FELIPE GUTIÉRREZ tiene 24 años y es originario de Managua. Reside en El Salvador desde agosto de 2017. Es director nacional de Marketing en una ONG. El 23 de abril viajó a Nicaragua, cuando el caos comenzaba a predominar. Se encontró, dice, con gente peleadora, que cuando se quieren unir, se unen.
“Si ya lo hicieron en el pasado, lo pueden volver a hacer”, manifiesta.

A diferencia de los demás entrevistados, Gutiérrez define la situación vivida con una sola palabra: circo. Un circo por parte de las autoridades, donde no hay transparencia ni respeto a los derechos humanos. “Lo que me afectó fue saber que mi familia estaba allá. No quería que les pasara nada malo”, puntualiza.

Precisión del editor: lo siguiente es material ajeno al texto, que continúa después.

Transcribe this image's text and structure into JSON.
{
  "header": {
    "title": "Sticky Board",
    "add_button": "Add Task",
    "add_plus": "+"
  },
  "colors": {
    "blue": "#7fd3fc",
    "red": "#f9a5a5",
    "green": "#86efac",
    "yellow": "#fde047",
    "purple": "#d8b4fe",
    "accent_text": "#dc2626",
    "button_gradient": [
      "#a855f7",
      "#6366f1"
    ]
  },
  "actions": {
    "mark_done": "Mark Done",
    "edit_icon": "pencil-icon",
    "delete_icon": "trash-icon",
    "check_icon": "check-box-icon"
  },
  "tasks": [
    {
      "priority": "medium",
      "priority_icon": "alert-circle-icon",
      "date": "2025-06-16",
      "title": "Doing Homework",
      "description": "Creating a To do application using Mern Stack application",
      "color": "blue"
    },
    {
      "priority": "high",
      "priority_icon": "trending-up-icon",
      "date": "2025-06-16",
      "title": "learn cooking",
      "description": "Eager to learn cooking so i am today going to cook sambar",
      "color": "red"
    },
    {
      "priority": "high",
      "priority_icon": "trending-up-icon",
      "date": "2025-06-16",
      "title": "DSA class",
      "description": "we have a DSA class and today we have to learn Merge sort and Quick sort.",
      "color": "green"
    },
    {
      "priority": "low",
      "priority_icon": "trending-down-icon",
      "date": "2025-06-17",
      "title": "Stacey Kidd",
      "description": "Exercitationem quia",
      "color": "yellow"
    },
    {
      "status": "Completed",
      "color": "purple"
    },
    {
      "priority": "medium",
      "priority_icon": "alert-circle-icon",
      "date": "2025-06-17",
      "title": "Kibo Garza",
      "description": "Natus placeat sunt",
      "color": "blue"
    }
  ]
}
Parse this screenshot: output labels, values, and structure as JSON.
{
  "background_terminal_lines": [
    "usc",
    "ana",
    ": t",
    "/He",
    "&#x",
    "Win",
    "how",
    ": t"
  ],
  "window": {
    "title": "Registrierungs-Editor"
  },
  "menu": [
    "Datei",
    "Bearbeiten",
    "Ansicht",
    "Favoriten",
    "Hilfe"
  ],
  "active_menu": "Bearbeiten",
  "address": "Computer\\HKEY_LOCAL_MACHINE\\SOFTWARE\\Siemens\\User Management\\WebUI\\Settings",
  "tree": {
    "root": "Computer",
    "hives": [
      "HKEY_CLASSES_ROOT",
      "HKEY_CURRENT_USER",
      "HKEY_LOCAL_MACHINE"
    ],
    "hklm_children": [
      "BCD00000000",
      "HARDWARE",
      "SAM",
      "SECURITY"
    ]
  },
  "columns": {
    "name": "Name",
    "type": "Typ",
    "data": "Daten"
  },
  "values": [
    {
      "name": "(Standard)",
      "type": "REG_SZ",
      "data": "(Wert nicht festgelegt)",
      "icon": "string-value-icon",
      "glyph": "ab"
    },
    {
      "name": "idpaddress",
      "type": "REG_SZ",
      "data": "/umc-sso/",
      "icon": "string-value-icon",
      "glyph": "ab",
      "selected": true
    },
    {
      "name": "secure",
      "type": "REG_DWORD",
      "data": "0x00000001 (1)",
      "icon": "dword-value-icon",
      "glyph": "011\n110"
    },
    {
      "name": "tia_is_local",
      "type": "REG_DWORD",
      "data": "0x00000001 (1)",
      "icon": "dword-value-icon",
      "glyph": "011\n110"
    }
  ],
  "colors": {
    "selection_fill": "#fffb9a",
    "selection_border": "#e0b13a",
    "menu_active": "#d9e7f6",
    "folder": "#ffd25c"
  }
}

Los entrevistados coinciden en sentimientos como miedo, orgullo, indignación e incertidumbre hacia el futuro. Piden, además de que se restituya la paz, la salida del denominado régimen Ortega-Murillo.
De la misma forma lo pidió Lesther Alemán, uno de los jóvenes que lideran y representan a los grupos universitarios en Nicaragua. Tiene 20 años y estudia en la Universidad Centroamericana (UCA). Frente al presidente Daniel Ortega y la vicepresidenta, exigió el cese inmediato de la represión.

“Esta no es una mesa de diálogo, es una mesa para negociar su salida. Ríndase ante todo este pueblo. Lo que se ha cometido en este país ha sido un genocidio”, dijo en la primera sesión instaurada en la sede del Seminario Nuestra Señora de Fátima, en Managua.

Nicaragua vive hoy las horas más oscuras y violentas de su historia reciente. Así son las primeras líneas de una carta abierta de escritores, artistas, intelectuales, periodistas y académicos ante los acontecimientos de violencia que iniciaron el 18 de abril de 2018: “Condenamos cada uno de los asesinatos de los jóvenes estudiantes, repudiamos todos los actos de violencia cometidos por las fuerzas especiales del Gobierno, y hacemos un llamado contundente a las autoridades nicaragüenses para que cesen de inmediato sus actos de violencia en contra de la sociedad. Exigimos que todos los crímenes sean investigados y los responsables llevados a juicio para que Nicaragua vuelva a ser en su presente un país con futuro”.

Repudio. “¿Cómo va a ser posible que el Gobierno te mate a tu propio hijo, en quienes se supone que te tienen que proteger?” se cuestiona Tamara García. Sesenta y tres fallecidos ha causado la crisis.